Fighting corruption has been one of his main aims of seeking power. He has spent five solid years in power during which claims of recovery of looted public funds dominated list of achievements his government parades. Now, the story coming out powerfully in the intra-camp shelling is that much of that have been re-looted in one form or the other.
Out of the two governors or jailed for corruption in the past five years, none whose case was taken to court under Buhari. They were cases he came to meet. Only two or so of significance convicted in the past few years were fresh cases initiated by his regime. Although the number of suspects sent to jail does not necessarily or automatically measure effectiveness of an anti-corruption war, this number does not speak to a Buhari regime that made fighting corruption the cornerstone of his agenda in power and throughout his life.

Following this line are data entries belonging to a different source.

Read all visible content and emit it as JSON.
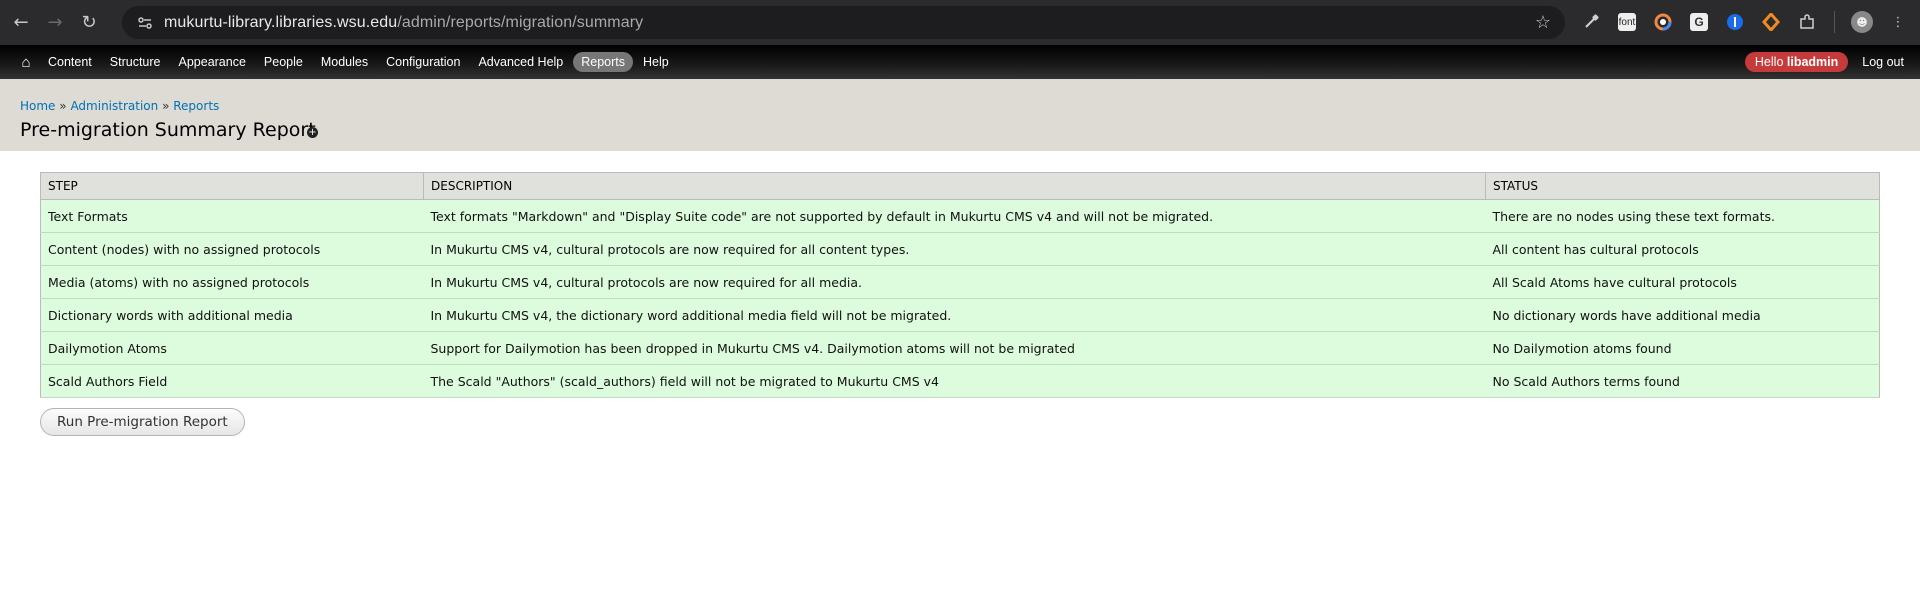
{
  "browser": {
    "url_host": "mukurtu-library.libraries.wsu.edu",
    "url_path": "/admin/reports/migration/summary",
    "extensions": [
      {
        "name": "eyedropper-icon",
        "label": ""
      },
      {
        "name": "font-ext-icon",
        "label": "font"
      },
      {
        "name": "color-ext-icon",
        "label": ""
      },
      {
        "name": "g-ext-icon",
        "label": "G"
      },
      {
        "name": "password-ext-icon",
        "label": ""
      },
      {
        "name": "orange-ext-icon",
        "label": ""
      },
      {
        "name": "puzzle-icon",
        "label": ""
      }
    ]
  },
  "toolbar": {
    "items": [
      "Content",
      "Structure",
      "Appearance",
      "People",
      "Modules",
      "Configuration",
      "Advanced Help",
      "Reports",
      "Help"
    ],
    "active": "Reports",
    "hello_prefix": "Hello ",
    "user": "libadmin",
    "logout": "Log out"
  },
  "breadcrumb": {
    "home": "Home",
    "sep": "»",
    "administration": "Administration",
    "reports": "Reports"
  },
  "page": {
    "title": "Pre-migration Summary Report"
  },
  "table": {
    "headers": [
      "STEP",
      "DESCRIPTION",
      "STATUS"
    ],
    "rows": [
      [
        "Text Formats",
        "Text formats \"Markdown\" and \"Display Suite code\" are not supported by default in Mukurtu CMS v4 and will not be migrated.",
        "There are no nodes using these text formats."
      ],
      [
        "Content (nodes) with no assigned protocols",
        "In Mukurtu CMS v4, cultural protocols are now required for all content types.",
        "All content has cultural protocols"
      ],
      [
        "Media (atoms) with no assigned protocols",
        "In Mukurtu CMS v4, cultural protocols are now required for all media.",
        "All Scald Atoms have cultural protocols"
      ],
      [
        "Dictionary words with additional media",
        "In Mukurtu CMS v4, the dictionary word additional media field will not be migrated.",
        "No dictionary words have additional media"
      ],
      [
        "Dailymotion Atoms",
        "Support for Dailymotion has been dropped in Mukurtu CMS v4. Dailymotion atoms will not be migrated",
        "No Dailymotion atoms found"
      ],
      [
        "Scald Authors Field",
        "The Scald \"Authors\" (scald_authors) field will not be migrated to Mukurtu CMS v4",
        "No Scald Authors terms found"
      ]
    ]
  },
  "run_button": "Run Pre-migration Report"
}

Lastly, information kept circulating about individuals who found themselves in the power room of the Buhari regime siphoning large sums of money without the president ever sanctioning them in a manner that satisfies public curiosity. How could that be under a Buhari? The president has certainly not been in that health condition to have a bird’s eye view of governance and government but his health challenges are not such that he cannot leave no one in any doubt that he disapproves of blatant looting. That statement has not been made.
Bandits are at work everywhere; Boko Haram is trumping Nigeria, public universities are down, Covid-19 pandemic is taking a toll on the society. The economy is not working for many and unemployment is a frightening trigger hanging like the sword of Damocles. And the level of corruption is going on so near the president and heads were not rolling until someone’s over-confidence occasioned mountainous revelations.
Before now, the standard alibi for failure was put on corruption fighting back. That narrative has now been challenged and the question now is, which corruption was ever fighting back?
A potentially destabilizing implication of what is happening came in the form of a recent joke at a group sit-out. An elder who hadn’t spoken throughout the evening was asked why he had been quiet about the debate of the day. The debate was whether there is any guarantee that a quality candidate would emerge in 2023 or not. He said he did not speak because he could not see any candidates for 2023. How come he could not see a presidential candidate somewhere? His answer is that he can see one or two persons here and there who can rule Nigeria without hitches but his problem is that they are all too decent that they will be unable to function among the wolves.
That is, in 2023, you can find a decent guy, he might win the election quite alright but he will be overwhelmed by corrupt persons. If you pick a certified rogue, then the quotation that opened this piece will apply, creating a crisis with imponderable implications.
It was a sermon from a puritan or is it a disciplinarian? but a message nevertheless. Nigeria might just be about to know what grammarians call catch 22! Those involved in looting have also closed the political space against anyone whose own lens on social reality is a critique of the looting culture. Meanwhile, the quotation that opened this piece presents a frightening portrait of the moral and security implications of corruption.
Predicting the future can be such a hazardous game. Even then, it seems safe to say that, with battle commanders shelling each other instead of the ‘enemies’, the anti-corruption war is over for now because victory is simply elusive?